Boettner’s measured conclusion reflects the Center’s standard that claims should be quantitatively demonstrable. But, because I’m not associated with the Center (despite sharing a name with one of its staffers), I can be more speculative and push Boettner’s findings to their logical and more compelling conclusion, which is that not only have the aforementioned tax cuts not led to significant job gains, they have very likely had the opposite effect and actually reduced the number of jobs in West Virginia. Here’s why.
Boettner observes that the corporate net income and business franchise taxes, which currently bring in between $180 million and $230 million in any given year, represent less than two-tenths of 1 percent of the cost of doing business in West Virginia. That’s $2 for every $1,000 that companies incur in operating costs – a number so small that, for most companies, the savings resulting from fractional cuts to these taxes are too insignificant to have any impact on decisions about hiring or expansion.
Consider this hypothetical scenario. Let’s imagine that the corporate net income and business franchise taxes were eliminated altogether. How much of a difference would complete repeal make? To state government, which is already being forced by prior cuts to slash budgets and spending, a $200 million loss of revenue would matter a great deal. But, how many jobs would be created?
Based on annual averages for wages and benefits, full-time jobs in West Virginia cost employers about $55,000 each. That means the $200 million dollars in savings from our hypothetical repeal is enough to fund a little over 3,600 jobs, which is a nice number, although it represents only about a half of 1 percent of jobs in the state – not much of an increase. But, the problem is that not all of the $200 million in savings would go toward creating jobs.
Companies spend only about a third of operating expenses on jobs. So, if they allocate the savings from our tax repeal in the same way they allocate other funds, the equivalent number of jobs drops from 3,600 to just over 1,200.

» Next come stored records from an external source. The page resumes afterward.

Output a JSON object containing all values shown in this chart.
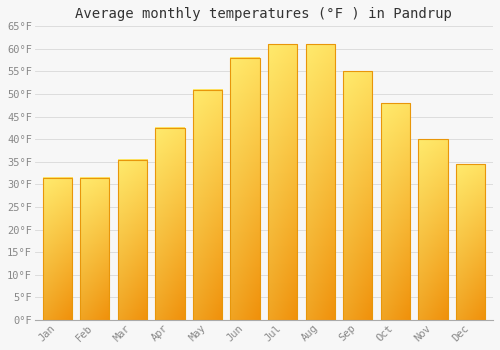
{
  "title": "Average monthly temperatures (°F ) in Pandrup",
  "months": [
    "Jan",
    "Feb",
    "Mar",
    "Apr",
    "May",
    "Jun",
    "Jul",
    "Aug",
    "Sep",
    "Oct",
    "Nov",
    "Dec"
  ],
  "values": [
    31.5,
    31.5,
    35.5,
    42.5,
    51.0,
    58.0,
    61.0,
    61.0,
    55.0,
    48.0,
    40.0,
    34.5
  ],
  "bar_color_bottom": "#F5A623",
  "bar_color_top": "#FFE066",
  "bar_color_left": "#FFDD55",
  "bar_outline_color": "#E8960A",
  "background_color": "#f7f7f7",
  "grid_color": "#d8d8d8",
  "ylim": [
    0,
    65
  ],
  "yticks": [
    0,
    5,
    10,
    15,
    20,
    25,
    30,
    35,
    40,
    45,
    50,
    55,
    60,
    65
  ],
  "ytick_labels": [
    "0°F",
    "5°F",
    "10°F",
    "15°F",
    "20°F",
    "25°F",
    "30°F",
    "35°F",
    "40°F",
    "45°F",
    "50°F",
    "55°F",
    "60°F",
    "65°F"
  ],
  "title_fontsize": 10,
  "tick_fontsize": 7.5,
  "tick_font_family": "monospace",
  "bar_width": 0.78
}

Also, most of the savings from our hypothetical repeal would flow to firms whose headquarters and shareholders are out of state.
According to Workforce West Virginia, only four of the state’s 30 top private sector, for-profit employers are West Virginia companies. And no West Virginia company is in the top 10. Assuming that out-of-state companies, such as our largest employer, Arkansas-based Walmart, invest their tax savings in the same places they invest their other funds, little is likely to return to West Virginia. Consequently, less than a third of the money that companies save from our repeal is likely to be spent here and, if the experience with similar tax cuts in North Carolina is any guide, the amount could be as little as 10 percent, which drops the equivalent number of jobs to just 300 and change.

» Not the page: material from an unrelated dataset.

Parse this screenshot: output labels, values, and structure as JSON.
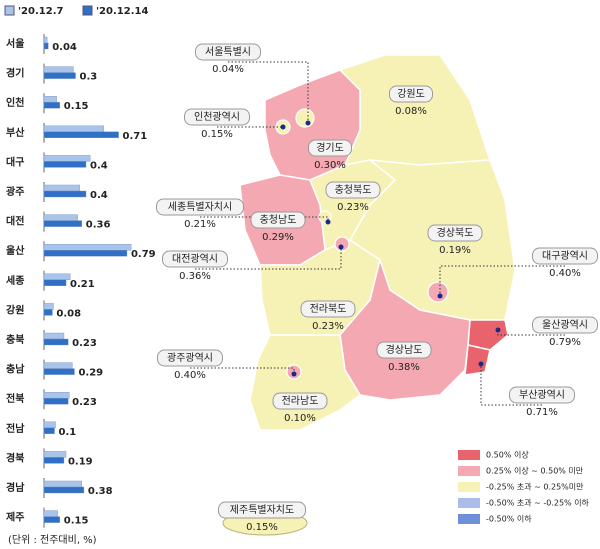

Then we have to ask where the state would find savings to offset the revenue loss. Because state governments are more labor-intensive than private employers, a large portion of the savings would probably come from – you guessed it – job reductions. And the budget cuts that don’t come from job reductions would mostly come out of purchases of goods and services, much of it from West Virginia companies, which would depress private sector employment as well.
Even now, as the state implements its current 7.5 percent across-the-board budget cut, state hiring has been frozen. Officials emphasize that the freeze is not the same as layoffs. However, economically the difference is immaterial. We’re still talking about the loss of jobs that would otherwise be filled. Between those losses and the impact of reduced state purchasing from West Virginia businesses, the number of jobs lost would almost certainly exceed the number created — perhaps by a wide margin.
Of course, this scenario assumes a complete repeal of the corporate net income and business franchise taxes. In fact, West Virginia has only chipped away at these taxes, which lessens even further the job-creating potential. Meanwhile, the share of state revenue generated by the two taxes has declined from more than 13 percent in the 1990s to just 5 percent today with more reductions to come. You and I have had to make up that difference with our personal income and sales taxes, which have been growing as a share of state revenue.
So, why do we do it? Why do we continue a policy that may satisfy some peoples’ ideological vanity, but which is unsupported by data or analysis and which ships money and jobs out of state?